The debt structure is more resilient than it first appears. Strategy holds approximately 712,647 unencumbered Bitcoin — coins not pledged as collateral — giving it significant flexibility to manage maturities without forced near-term selling. Bulls argue that even if Bitcoin fell to $8,000, the company could meet its convertible note obligations from its holdings. Bears counter that S&P Global’s October 2025 junk credit rating assignment reflects a structurally fragile situation where debt maturities and Bitcoin down-cycles can coincide with devastating effect.

Critically, in May 2026 Saylor broke from his previously absolute no-sell stance, acknowledging for the first time that the company would consider selling Bitcoin if necessary to service obligations. That shift — however hypothetical in tone — represents a structural change in the risk profile that any shareholder should factor into their analysis.

What Is Being Overlooked

Most mainstream coverage frames the MSTR trade as a binary: brilliant visionary or reckless gambler. The more interesting analytical question is structural: what does it mean for Bitcoin’s price dynamics when a single corporate entity controls 3.9% of supply and is actively leveraging public capital markets to accumulate more?

Strategy’s buying programme provides a persistent, programmatic demand signal that Bitcoin ETFs — passive vehicles that simply track price — do not. Every capital raise, regardless of market conditions, is designed to translate into more Bitcoin purchased. This structural buying pressure is genuine and has contributed to price support during periods of market stress. Whether it represents a systemic vulnerability — a single point of forced selling that could cascade through the market — is a question the crypto ecosystem has not yet had to answer with real data.

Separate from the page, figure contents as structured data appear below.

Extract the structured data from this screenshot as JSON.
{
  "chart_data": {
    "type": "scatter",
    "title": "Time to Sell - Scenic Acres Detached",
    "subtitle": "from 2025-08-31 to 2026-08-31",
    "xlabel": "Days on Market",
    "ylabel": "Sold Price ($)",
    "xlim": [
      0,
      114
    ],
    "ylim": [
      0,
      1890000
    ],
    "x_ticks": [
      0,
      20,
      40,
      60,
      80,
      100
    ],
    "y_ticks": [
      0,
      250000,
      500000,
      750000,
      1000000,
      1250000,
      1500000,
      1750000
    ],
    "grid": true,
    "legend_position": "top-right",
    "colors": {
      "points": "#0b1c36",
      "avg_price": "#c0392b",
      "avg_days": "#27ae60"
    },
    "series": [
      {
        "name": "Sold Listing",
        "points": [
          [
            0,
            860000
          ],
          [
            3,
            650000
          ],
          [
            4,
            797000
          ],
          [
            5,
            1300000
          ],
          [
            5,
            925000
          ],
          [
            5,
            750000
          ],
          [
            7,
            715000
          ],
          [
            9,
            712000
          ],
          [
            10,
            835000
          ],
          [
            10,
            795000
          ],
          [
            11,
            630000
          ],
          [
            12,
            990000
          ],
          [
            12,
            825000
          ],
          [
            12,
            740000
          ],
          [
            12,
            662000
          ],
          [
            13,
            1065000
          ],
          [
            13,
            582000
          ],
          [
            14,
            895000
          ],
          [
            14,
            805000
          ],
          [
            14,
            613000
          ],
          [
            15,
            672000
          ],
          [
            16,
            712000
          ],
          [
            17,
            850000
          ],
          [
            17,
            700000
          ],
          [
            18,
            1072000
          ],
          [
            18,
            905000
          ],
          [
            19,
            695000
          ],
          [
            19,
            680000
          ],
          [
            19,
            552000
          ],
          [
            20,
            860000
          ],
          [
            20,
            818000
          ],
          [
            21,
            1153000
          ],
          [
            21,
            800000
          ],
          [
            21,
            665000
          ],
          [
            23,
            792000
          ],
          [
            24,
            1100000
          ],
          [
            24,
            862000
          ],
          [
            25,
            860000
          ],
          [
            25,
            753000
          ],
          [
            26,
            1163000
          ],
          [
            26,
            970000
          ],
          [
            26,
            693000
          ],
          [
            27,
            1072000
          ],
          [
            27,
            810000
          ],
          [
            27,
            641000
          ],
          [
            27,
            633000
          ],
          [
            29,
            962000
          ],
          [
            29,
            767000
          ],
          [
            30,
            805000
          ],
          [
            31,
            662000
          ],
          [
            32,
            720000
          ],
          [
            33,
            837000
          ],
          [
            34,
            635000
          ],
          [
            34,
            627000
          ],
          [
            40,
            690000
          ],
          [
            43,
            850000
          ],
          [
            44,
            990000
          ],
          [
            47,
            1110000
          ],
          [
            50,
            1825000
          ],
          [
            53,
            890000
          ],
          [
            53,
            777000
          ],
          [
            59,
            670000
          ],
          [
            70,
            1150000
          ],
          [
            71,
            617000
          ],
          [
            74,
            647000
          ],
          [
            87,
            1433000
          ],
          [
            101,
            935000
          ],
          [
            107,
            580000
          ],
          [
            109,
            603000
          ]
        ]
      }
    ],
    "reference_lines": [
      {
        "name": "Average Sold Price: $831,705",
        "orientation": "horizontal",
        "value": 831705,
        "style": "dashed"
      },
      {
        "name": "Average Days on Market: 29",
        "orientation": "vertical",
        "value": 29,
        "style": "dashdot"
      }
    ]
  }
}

The second overlooked dimension is the corporate treasury contagion effect. Strategy’s model has attracted imitators: Metaplanet in Japan, Semler Scientific, Genius Group, and others have adopted similar Bitcoin treasury frameworks. The aggregate supply pressure these firms represent is not trivial, and correlates their stock prices with Bitcoin in ways that reduce portfolio diversification benefits for institutional holders who own multiple names in the space.

What Comes Next

The immediate pressure point is the NAV premium. With mNAV near parity, Strategy’s ability to issue equity at accretive prices is constrained. The BTC Yield target of 15%+ for the coming year becomes harder to achieve through share issuances alone when those issuances are no longer buying Bitcoin at a discount to their share price. The company will likely need Bitcoin to appreciate materially — or the premium to re-expand — before the flywheel returns to its most efficient configuration.

The debt maturity schedule of 2027–2030 is the medium-term test. If Bitcoin is above the company’s average cost basis of $75,540 per coin when those notes mature, refinancing is manageable and the thesis remains intact. If not, the company faces a choice between issuing highly dilutive equity, selling Bitcoin at a loss, or a restructuring that would crystallise losses for common shareholders in a way the five-year return data does not capture.

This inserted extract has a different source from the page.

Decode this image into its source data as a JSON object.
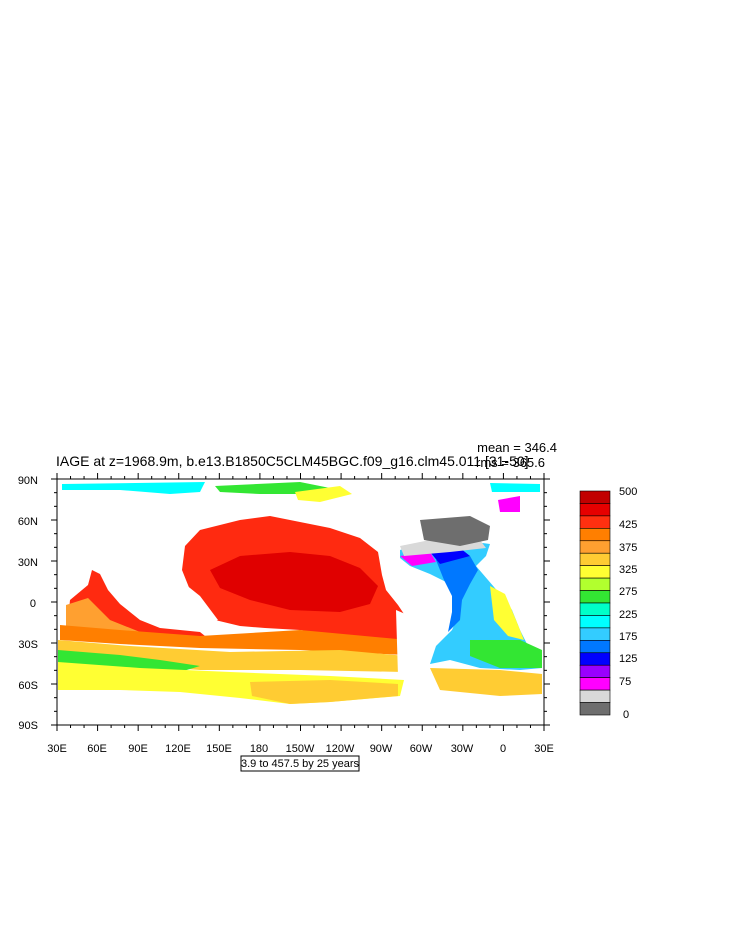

For shareholders today: MSTR is not a Bitcoin substitute. It is a Bitcoin-leveraged operating company with a complex capital structure, preferred share obligations, and significant execution risk around capital markets conditions. Investors who understand that distinction — and price it accordingly at a time when the NAV premium has compressed — may find it a more interesting entry point than at any moment since 2022. Those who mistake it for a simple Bitcoin proxy without accounting for that structural complexity are taking a risk they may not fully appreciate.